Some 50 million children have been uprooted from home, more than half by conflict, the UN Children’s Fund, UNICEF, said Wednesday.

In a new report on the global challenge, the agency highlights that children and youngsters make up a growing proportion of those seeking shelter outside their countries of origin.

UNICEF’s Director of Programmes, Ted Raucher, describes the scale of the problem to Daniel Johnson and outlines what the agency wants to do about it at the upcoming UN Summit on Refugees and Migrants in New York.

 

“Indelible images of individual children – Aylan Kurdi’s small body washed up on a beach after drowning at sea or Omran Daqneesh’s stunned and bloody face as he sat in an ambulance after his home was destroyed – have shocked the world,” UNICEF Executive Director, Anthony Lake, said today in a news release issued by the agency.

“But each picture, each girl or boy, represents many millions of children in danger – and this demands that our compassion for the individual children we see be matched with action for all children,” he added.

According to the news release, the report Uprooted: The growing crisis for refugee and migrant childrenpresents a sobering picture of the lives and situations of millions of children and families affected by violent conflict and other crises that make it seem safer to risk everything on a perilous journey than to remain at home.

According to the report, nearly 50 million children, across the globe, have migrated across or within borders, or been forcibly displaced. More than half that number – 28 million – are boys and girls who have fled violence and insecurity.

It further notes that more and more children are crossing borders on their own.
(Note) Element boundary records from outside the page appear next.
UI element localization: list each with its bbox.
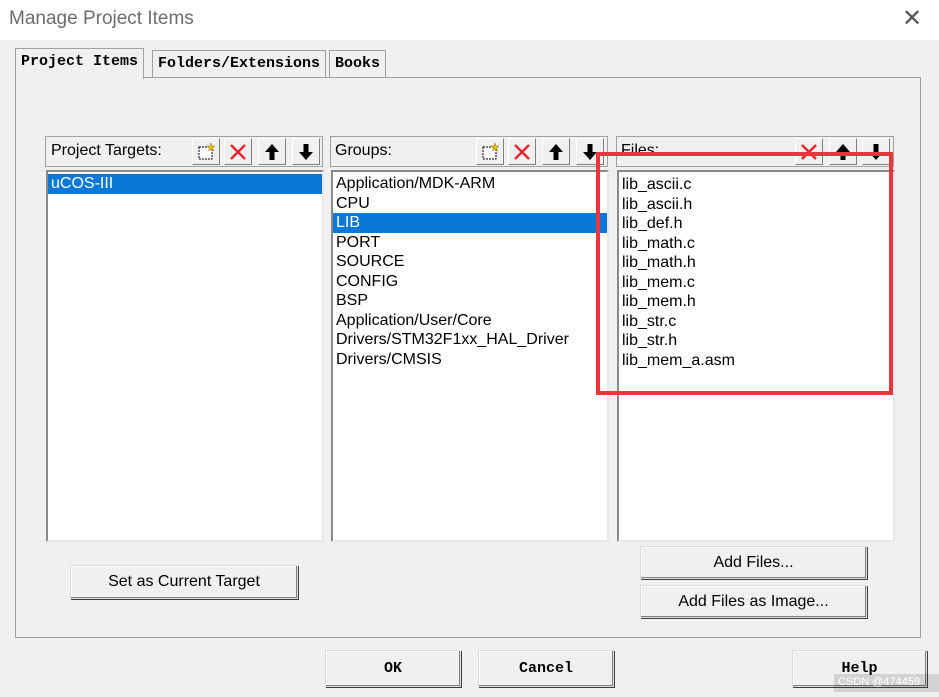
delete-group-button[interactable] xyxy=(508,138,536,165)
add-files-as-image-button[interactable]: Add Files as Image... xyxy=(640,585,867,618)
group-list-item[interactable]: LIB xyxy=(333,213,607,233)
add-files-button[interactable]: Add Files... xyxy=(640,546,867,579)
tab-label: Project Items xyxy=(21,53,139,70)
tab-label: Books xyxy=(335,55,381,72)
move-target-down-button[interactable] xyxy=(292,138,320,165)
arrow-up-icon xyxy=(265,143,279,160)
group-list-item[interactable]: CONFIG xyxy=(333,272,607,292)
group-list-item[interactable]: SOURCE xyxy=(333,252,607,272)
arrow-up-icon xyxy=(549,143,563,160)
group-list-item[interactable]: Application/MDK-ARM xyxy=(333,174,607,194)
window-title: Manage Project Items xyxy=(9,8,194,29)
arrow-down-icon xyxy=(299,143,313,160)
group-list-item[interactable]: Drivers/CMSIS xyxy=(333,350,607,370)
set-as-current-target-button[interactable]: Set as Current Target xyxy=(70,565,298,599)
move-target-up-button[interactable] xyxy=(258,138,286,165)
delete-icon xyxy=(230,143,246,160)
watermark: CSDN @474459 xyxy=(838,676,921,688)
targets-list[interactable]: uCOS-III xyxy=(46,170,324,542)
group-list-item[interactable]: Application/User/Core xyxy=(333,311,607,331)
delete-icon xyxy=(514,143,530,160)
tab-project-items[interactable]: Project Items xyxy=(15,48,145,79)
new-target-button[interactable] xyxy=(192,138,220,165)
move-group-up-button[interactable] xyxy=(542,138,570,165)
tab-folders-extensions[interactable]: Folders/Extensions xyxy=(152,50,327,78)
groups-header-label: Groups: xyxy=(335,142,392,159)
tab-label: Folders/Extensions xyxy=(158,55,321,72)
group-list-item[interactable]: CPU xyxy=(333,194,607,214)
new-item-icon xyxy=(198,141,216,159)
targets-header-label: Project Targets: xyxy=(51,142,162,159)
group-list-item[interactable]: Drivers/STM32F1xx_HAL_Driver xyxy=(333,330,607,350)
ok-button[interactable]: OK xyxy=(325,650,461,687)
group-list-item[interactable]: PORT xyxy=(333,233,607,253)
new-group-button[interactable] xyxy=(476,138,504,165)
delete-target-button[interactable] xyxy=(224,138,252,165)
tab-books[interactable]: Books xyxy=(329,50,387,78)
groups-list[interactable]: Application/MDK-ARM CPU LIB PORT SOURCE CONFI… xyxy=(331,170,609,542)
new-item-icon xyxy=(482,141,500,159)
cancel-button[interactable]: Cancel xyxy=(478,650,614,687)
highlight-box xyxy=(596,152,893,395)
target-list-item[interactable]: uCOS-III xyxy=(48,174,322,194)
group-list-item[interactable]: BSP xyxy=(333,291,607,311)
close-icon[interactable]: ✕ xyxy=(896,4,928,36)
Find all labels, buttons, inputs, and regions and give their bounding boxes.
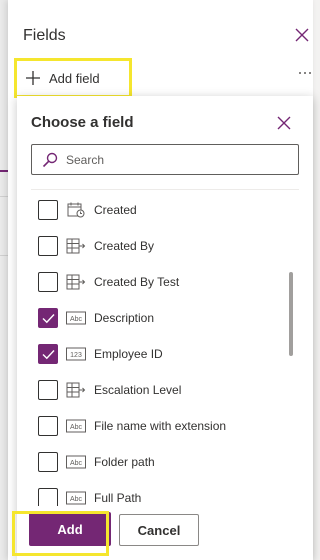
field-item-folder-path[interactable]: Abc Folder path [17,444,297,480]
field-name: Folder path [94,455,155,469]
search-input[interactable] [66,152,286,167]
lookup-table-icon [66,382,86,398]
field-item-file-name-with-extension[interactable]: Abc File name with extension [17,408,297,444]
add-button[interactable]: Add [29,512,111,546]
background-accent-line [0,170,8,172]
field-checkbox-checked[interactable] [38,344,58,364]
svg-text:Abc: Abc [70,460,83,467]
choose-field-title: Choose a field [31,114,134,131]
list-scrollbar-thumb[interactable] [289,272,293,356]
field-list: Created Created By Created By Test Abc D… [17,192,297,506]
text-abc-icon: Abc [66,455,86,469]
field-name: Employee ID [94,347,163,361]
field-name: Full Path [94,491,142,505]
background-divider [0,196,8,197]
svg-text:123: 123 [70,352,82,359]
text-abc-icon: Abc [66,491,86,505]
svg-text:Abc: Abc [70,496,83,503]
field-name: Description [94,311,155,325]
field-item-created[interactable]: Created [17,192,297,228]
field-checkbox[interactable] [38,416,58,436]
field-checkbox[interactable] [38,200,58,220]
cancel-button[interactable]: Cancel [119,514,199,546]
svg-text:Abc: Abc [70,424,83,431]
field-name: Created By Test [94,275,180,289]
checkmark-icon [42,350,55,360]
close-icon[interactable] [277,116,291,130]
search-icon [42,152,58,167]
background-app-strip [0,0,8,560]
field-item-created-by[interactable]: Created By [17,228,297,264]
choose-field-pane: Choose a field Created [17,96,313,560]
field-name: File name with extension [94,419,227,433]
calendar-clock-icon [67,202,85,218]
more-options-icon[interactable] [298,66,312,80]
plus-icon [26,71,40,85]
field-name: Created By [94,239,155,253]
field-name: Created [94,203,137,217]
text-abc-icon: Abc [66,419,86,433]
search-box[interactable] [31,144,299,175]
text-abc-icon: Abc [66,311,86,325]
field-checkbox[interactable] [38,452,58,472]
close-icon[interactable] [294,27,310,43]
field-checkbox[interactable] [38,236,58,256]
field-item-created-by-test[interactable]: Created By Test [17,264,297,300]
lookup-table-icon [66,238,86,254]
lookup-table-icon [66,274,86,290]
field-item-full-path[interactable]: Abc Full Path [17,480,297,506]
list-divider [31,189,299,190]
add-field-label: Add field [49,70,100,86]
field-checkbox-checked[interactable] [38,308,58,328]
fields-pane-title: Fields [23,27,66,44]
svg-text:Abc: Abc [70,316,83,323]
field-checkbox[interactable] [38,488,58,506]
checkmark-icon [42,314,55,324]
background-divider [0,255,8,256]
field-checkbox[interactable] [38,380,58,400]
field-checkbox[interactable] [38,272,58,292]
field-item-escalation-level[interactable]: Escalation Level [17,372,297,408]
add-field-button[interactable]: Add field [14,58,132,98]
field-item-employee-id[interactable]: 123 Employee ID [17,336,297,372]
number-123-icon: 123 [66,347,86,361]
field-item-description[interactable]: Abc Description [17,300,297,336]
field-name: Escalation Level [94,383,182,397]
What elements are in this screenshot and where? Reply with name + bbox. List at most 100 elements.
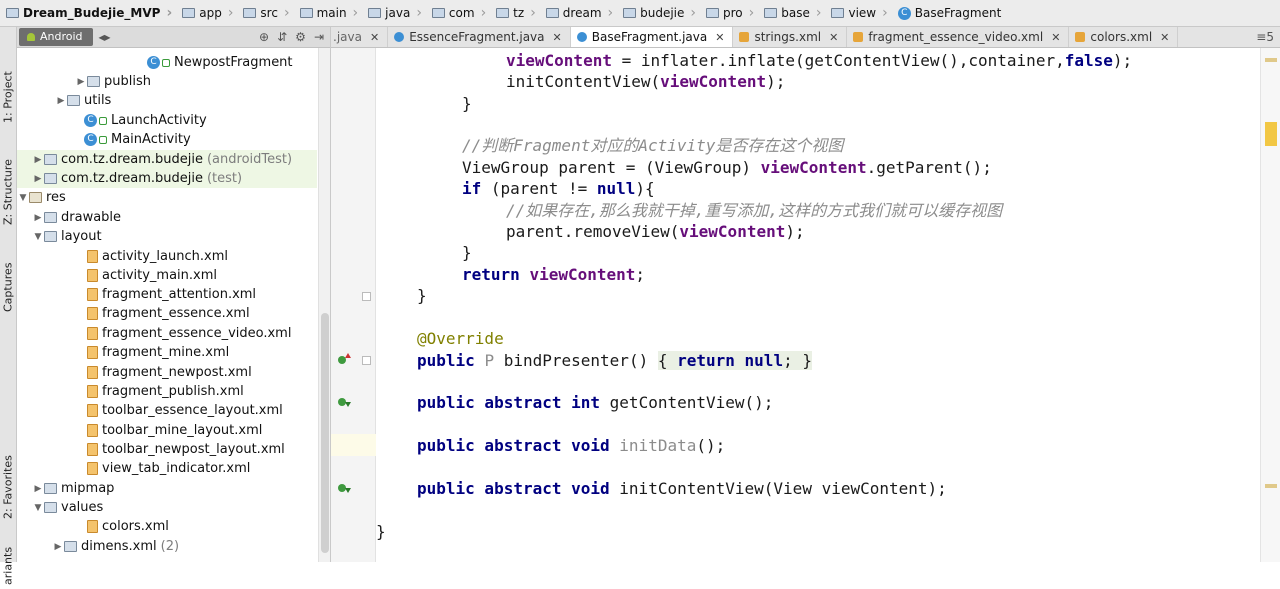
warning-marker[interactable] bbox=[1265, 58, 1277, 62]
tree-item[interactable]: fragment_essence.xml bbox=[17, 304, 317, 323]
close-icon[interactable]: ✕ bbox=[370, 31, 379, 44]
swap-icon[interactable]: ◂▸ bbox=[99, 30, 111, 44]
project-scrollbar-thumb[interactable] bbox=[321, 313, 329, 553]
close-icon[interactable]: ✕ bbox=[553, 31, 562, 44]
close-icon[interactable]: ✕ bbox=[1051, 31, 1060, 44]
tree-item-label: fragment_attention.xml bbox=[102, 287, 257, 302]
tree-item-label: NewpostFragment bbox=[174, 55, 293, 70]
tree-item[interactable]: ▶ drawable bbox=[17, 208, 317, 227]
code-line: ViewGroup parent = (ViewGroup) viewConte… bbox=[462, 158, 992, 177]
fold-toggle-icon[interactable] bbox=[362, 356, 371, 365]
captures-tool-tab[interactable]: Captures bbox=[0, 252, 16, 322]
expand-right-icon[interactable]: ▶ bbox=[75, 77, 87, 87]
resource-folder-icon bbox=[29, 192, 42, 203]
close-icon[interactable]: ✕ bbox=[829, 31, 838, 44]
build-variants-tool-tab[interactable]: ariants bbox=[0, 542, 16, 589]
class-icon: C bbox=[84, 133, 97, 146]
tree-item[interactable]: ▼ layout bbox=[17, 227, 317, 246]
close-icon[interactable]: ✕ bbox=[1160, 31, 1169, 44]
breadcrumb-item[interactable]: java › bbox=[362, 0, 426, 26]
tree-item[interactable]: fragment_mine.xml bbox=[17, 343, 317, 362]
left-tool-strip: 1: Project Z: Structure Captures 2: Favo… bbox=[0, 27, 17, 585]
implemented-marker-icon[interactable] bbox=[338, 398, 351, 407]
code-line: } bbox=[462, 243, 472, 262]
collapse-icon[interactable]: ⇵ bbox=[277, 30, 287, 44]
editor-tab[interactable]: fragment_essence_video.xml ✕ bbox=[847, 27, 1070, 47]
expand-right-icon[interactable]: ▶ bbox=[52, 542, 64, 552]
tree-item-label: dimens.xml bbox=[81, 539, 157, 554]
tree-item[interactable]: toolbar_newpost_layout.xml bbox=[17, 440, 317, 459]
tree-item[interactable]: ▶ com.tz.dream.budejie (test) bbox=[17, 169, 317, 188]
code-editor[interactable]: viewContent = inflater.inflate(getConten… bbox=[376, 48, 1260, 562]
tree-item[interactable]: toolbar_essence_layout.xml bbox=[17, 401, 317, 420]
warning-marker[interactable] bbox=[1265, 122, 1277, 146]
implemented-marker-icon[interactable] bbox=[338, 484, 351, 493]
expand-down-icon[interactable]: ▼ bbox=[17, 193, 29, 203]
tree-item[interactable]: ▶ publish bbox=[17, 72, 317, 91]
code-line: initContentView(viewContent); bbox=[506, 72, 786, 91]
tab-overflow-button[interactable]: ≡5 bbox=[1250, 30, 1280, 44]
breadcrumb-item[interactable]: base › bbox=[758, 0, 825, 26]
favorites-tool-tab[interactable]: 2: Favorites bbox=[0, 442, 16, 532]
expand-right-icon[interactable]: ▶ bbox=[55, 96, 67, 106]
breadcrumb-item[interactable]: com › bbox=[426, 0, 490, 26]
structure-tool-tab[interactable]: Z: Structure bbox=[0, 147, 16, 237]
tree-item-suffix: (2) bbox=[160, 539, 180, 554]
tree-item[interactable]: C LaunchActivity bbox=[17, 111, 317, 130]
breadcrumb-item[interactable]: main › bbox=[294, 0, 363, 26]
tree-item[interactable]: fragment_publish.xml bbox=[17, 382, 317, 401]
editor-tab[interactable]: colors.xml ✕ bbox=[1069, 27, 1179, 47]
expand-right-icon[interactable]: ▶ bbox=[32, 155, 44, 165]
editor-tab[interactable]: EssenceFragment.java ✕ bbox=[388, 27, 571, 47]
breadcrumb-item[interactable]: tz › bbox=[490, 0, 540, 26]
breadcrumb-item[interactable]: view › bbox=[825, 0, 891, 26]
tree-item-label: res bbox=[46, 190, 66, 205]
folder-icon bbox=[6, 8, 19, 18]
expand-right-icon[interactable]: ▶ bbox=[32, 213, 44, 223]
warning-marker[interactable] bbox=[1265, 484, 1277, 488]
editor-tab[interactable]: strings.xml ✕ bbox=[733, 27, 848, 47]
tree-item[interactable]: activity_main.xml bbox=[17, 266, 317, 285]
tree-item[interactable]: ▶ mipmap bbox=[17, 479, 317, 498]
folder-icon bbox=[44, 231, 57, 242]
sync-icon[interactable]: ⊕ bbox=[259, 30, 269, 44]
editor-tab[interactable]: .java ✕ bbox=[331, 27, 389, 47]
project-view-selector[interactable]: Android bbox=[19, 28, 93, 46]
tree-item[interactable]: colors.xml bbox=[17, 517, 317, 536]
editor-tab[interactable]: BaseFragment.java ✕ bbox=[570, 27, 734, 47]
tree-item[interactable]: C NewpostFragment bbox=[17, 53, 317, 72]
expand-down-icon[interactable]: ▼ bbox=[32, 232, 44, 242]
tree-item-label: publish bbox=[104, 74, 151, 89]
expand-right-icon[interactable]: ▶ bbox=[32, 174, 44, 184]
close-icon[interactable]: ✕ bbox=[715, 31, 724, 44]
expand-down-icon[interactable]: ▼ bbox=[32, 503, 44, 513]
breadcrumb-item[interactable]: dream › bbox=[540, 0, 617, 26]
breadcrumb-item[interactable]: src › bbox=[237, 0, 293, 26]
tree-item[interactable]: ▶ com.tz.dream.budejie (androidTest) bbox=[17, 150, 317, 169]
tree-item[interactable]: activity_launch.xml bbox=[17, 247, 317, 266]
hide-panel-icon[interactable]: ⇥ bbox=[314, 30, 324, 44]
tree-item[interactable]: fragment_newpost.xml bbox=[17, 363, 317, 382]
tree-item[interactable]: ▶ dimens.xml (2) bbox=[17, 537, 317, 556]
fold-toggle-icon[interactable] bbox=[362, 292, 371, 301]
tree-item[interactable]: ▼ values bbox=[17, 498, 317, 517]
xml-file-icon bbox=[87, 404, 98, 417]
breadcrumb-item[interactable]: Dream_Budejie_MVP › bbox=[0, 0, 176, 26]
tree-item[interactable]: C MainActivity bbox=[17, 130, 317, 149]
tree-item[interactable]: fragment_attention.xml bbox=[17, 285, 317, 304]
editor-error-stripe[interactable] bbox=[1260, 48, 1280, 562]
tree-item[interactable]: ▼ res bbox=[17, 188, 317, 207]
breadcrumb-item[interactable]: pro › bbox=[700, 0, 758, 26]
tree-item[interactable]: view_tab_indicator.xml bbox=[17, 459, 317, 478]
tree-item[interactable]: ▶ utils bbox=[17, 91, 317, 110]
tree-item[interactable]: toolbar_mine_layout.xml bbox=[17, 421, 317, 440]
expand-right-icon[interactable]: ▶ bbox=[32, 484, 44, 494]
xml-file-icon bbox=[87, 346, 98, 359]
breadcrumb-item[interactable]: app › bbox=[176, 0, 237, 26]
breadcrumb-item[interactable]: budejie › bbox=[617, 0, 700, 26]
override-marker-icon[interactable] bbox=[338, 353, 351, 364]
breadcrumb-item[interactable]: C BaseFragment bbox=[892, 0, 1006, 26]
gear-icon[interactable]: ⚙ bbox=[295, 30, 306, 44]
tree-item[interactable]: fragment_essence_video.xml bbox=[17, 324, 317, 343]
project-tool-tab[interactable]: 1: Project bbox=[0, 57, 16, 137]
In 2015, over 100,000 unaccompanied minors applied for asylum in 78 countries – triple the number in 2014. Unaccompanied children are among those at the highest risk of exploitation and abuse, including by smugglers and traffickers.

In terms of the geographic spread, the report notes that Turkey hosts the largest total number of recent refugees and very likely the largest number of child refugees in the world. Furthermore, relative to its population, Lebanon hosts the largest number of refugees by an overwhelming margin: roughly 1 in 5 people in Lebanon is a refugee.

Migration also offers opportunities

Analysing the impact of migration, the report argues that where there are safe and legal routes, migration can offer opportunities for both the children who migrate and the communities they join.

For instance, it found that in high-income countries, migrants contributed more in taxes and social payments than they received; filled both high- and low-skilled gaps in the labour market; and contributed to economic growth and innovation in hosting countries.

“But, crucially,” UNICEF flagged in the news release, “children who have left or are forcibly displaced from their homes often lose out on the potential benefits of migration, such as education – a major driving factor for many children and families who choose to migrate.”

In addition, the UN agency noted that children of refugees and undocumented migrants are more likely to have their rights compromised than other children, including lack of access to health care and education, discrimination.

It further noted that a refugee child is five times more likely to be out of school than a non-refugee child, and when they are able to attend school at all, it is the place migrant and refugee children are most likely to encounter discrimination – including unfair treatment and bullying.

Outside the classroom, legal barriers prevent refugee and migrant children from receiving services on an equal basis with children who are native to a country. In the worst cases, xenophobia can escalate to direct attacks, it added.

Highlighting the price of failing to provide children with opportunities for education and a more normal childhood, the UNICEF’s Executive Director asked in the news release: “What price will we all pay if we fail to provide these young people with opportunities for education and a more normal childhood? How will they be able to contribute positively to their societies? If they can’t, not only will their futures be blighted, but their societies will be diminished as well.”

The UNICEF report points to six specific actions that will protect and help displaced, refugee and migrant children:

Protecting child refugees and migrants, particularly unaccompanied children, from exploitation and violence.

Ending the detention of children seeking refugee status or migrating by introducing a range of practical alternatives.

Keeping families together as the best way to protect children and give children legal status.

Keeping all refugee and migrant children learning and giving them access to health and other quality services.

Pressing for action on the underlying causes of large-scale movements of refugees and migrants.

Promoting measures to combat xenophobia, discrimination and marginalization.